City West Housing tenancy services manager Christina Hough said a diverse range of tenants and household types lived in the housing provider’s 731 affordable homes, which house more than 1400 people, including key workers like nurses, teachers and emergency service personnel.
She said the widening gap between the eligibility for social housing and the rising cost of the private rental market, meant there was huge demand for more affordable housing.
“We’ve got hundreds of people on our waitings lists, and we don’t even promote them,” she said, noting that with an estimated 60,000 people on the social housing waiting list at least 100,000 additional affordable housing properties were needed in NSW.
Andrea Galloway, chief executive officer of community housing provider Evolve Housing, said an estimated 44 per cent of NSW households were living in financial stress, and noted there was a huge shortage of affordable housing, particularly for single person households, which are forecast to significantly increase in the coming decades.
Of the 603 properties managed by Evolve Housing, 40 per cent are occupied by singles, 30 per cent by single parent families, 20 per cent by couples with children and just 10 per cent by couples without children.
She noted apart from giving low to moderate income workers the opportunity to find affordable accommodation close to where they worked and providing an opportunity for some households to save for a house deposit, affordable housing also provided a stepping stone for social housing tenants into the private rental market.
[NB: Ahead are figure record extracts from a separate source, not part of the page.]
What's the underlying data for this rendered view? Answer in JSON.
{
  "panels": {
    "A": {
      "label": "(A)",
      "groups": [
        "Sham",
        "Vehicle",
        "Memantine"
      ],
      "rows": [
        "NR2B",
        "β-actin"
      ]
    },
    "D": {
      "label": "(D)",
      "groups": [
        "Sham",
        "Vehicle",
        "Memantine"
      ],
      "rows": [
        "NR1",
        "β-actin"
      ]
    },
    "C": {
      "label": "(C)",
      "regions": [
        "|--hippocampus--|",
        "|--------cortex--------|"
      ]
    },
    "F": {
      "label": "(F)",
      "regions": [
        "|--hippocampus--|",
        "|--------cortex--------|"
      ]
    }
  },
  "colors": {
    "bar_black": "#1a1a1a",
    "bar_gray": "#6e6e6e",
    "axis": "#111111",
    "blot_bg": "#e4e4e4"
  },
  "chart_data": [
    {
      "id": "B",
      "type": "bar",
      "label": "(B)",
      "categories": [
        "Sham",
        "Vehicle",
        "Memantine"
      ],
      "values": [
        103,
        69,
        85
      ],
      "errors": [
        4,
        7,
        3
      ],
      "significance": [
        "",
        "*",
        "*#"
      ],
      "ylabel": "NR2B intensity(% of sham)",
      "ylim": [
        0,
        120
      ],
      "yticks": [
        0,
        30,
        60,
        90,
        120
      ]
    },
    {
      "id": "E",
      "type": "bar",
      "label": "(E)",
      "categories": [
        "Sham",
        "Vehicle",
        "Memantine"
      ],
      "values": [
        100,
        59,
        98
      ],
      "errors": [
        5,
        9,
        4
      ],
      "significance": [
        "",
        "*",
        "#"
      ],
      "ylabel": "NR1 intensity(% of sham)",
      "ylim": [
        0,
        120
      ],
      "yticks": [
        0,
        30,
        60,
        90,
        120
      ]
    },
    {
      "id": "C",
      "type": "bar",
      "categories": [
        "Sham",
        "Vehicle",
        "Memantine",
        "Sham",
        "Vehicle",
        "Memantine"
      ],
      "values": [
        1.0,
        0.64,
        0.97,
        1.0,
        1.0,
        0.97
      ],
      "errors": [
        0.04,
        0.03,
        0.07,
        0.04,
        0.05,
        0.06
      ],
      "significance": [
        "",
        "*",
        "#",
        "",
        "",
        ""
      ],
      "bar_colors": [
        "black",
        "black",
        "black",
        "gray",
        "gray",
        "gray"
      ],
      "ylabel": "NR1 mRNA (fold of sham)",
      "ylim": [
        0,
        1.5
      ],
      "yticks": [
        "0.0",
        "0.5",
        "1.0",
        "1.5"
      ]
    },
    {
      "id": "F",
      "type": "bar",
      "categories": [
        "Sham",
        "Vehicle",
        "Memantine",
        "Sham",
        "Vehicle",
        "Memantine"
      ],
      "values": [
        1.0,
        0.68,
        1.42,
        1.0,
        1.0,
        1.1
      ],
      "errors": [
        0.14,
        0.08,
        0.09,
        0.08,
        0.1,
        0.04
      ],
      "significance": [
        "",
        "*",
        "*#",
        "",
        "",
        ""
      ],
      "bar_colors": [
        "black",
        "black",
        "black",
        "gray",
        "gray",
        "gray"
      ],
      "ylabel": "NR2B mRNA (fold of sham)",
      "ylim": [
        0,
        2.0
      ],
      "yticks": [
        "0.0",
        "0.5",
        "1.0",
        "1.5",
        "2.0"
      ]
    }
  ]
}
When Felicia Heggarty moved into one of Evolve Housing’s 170 studio apartments two years ago with her fiance Adrian Cooper, the pair had been sleeping rough for a year and a half while waiting for social housing.
Benefit payments initially enabled the couple to cover their below market rent for the studio but they upgraded to a two-bedroom apartment after securing work – Adrian as a full-time driver for a crane company and Felicia as a part time cleaner.
Earlier this month, the pair, who are expecting a child in May, were able to move back into the private rental market and are now renting a five-bedroom home in Penrith.
“When this lease ended we were no longer under the income bracket and wouldn’t have expected to stay in that place when it could be helping other people, so that they can one day have the ability like us to go out and rent properly.”
She said the couple’s time at Evolve enabled them to develop a rental history and use their income to save for a bond, buy white goods for a home and improve their qualifications.
This story Administrator ready to work first appeared on Nanjing Night Net.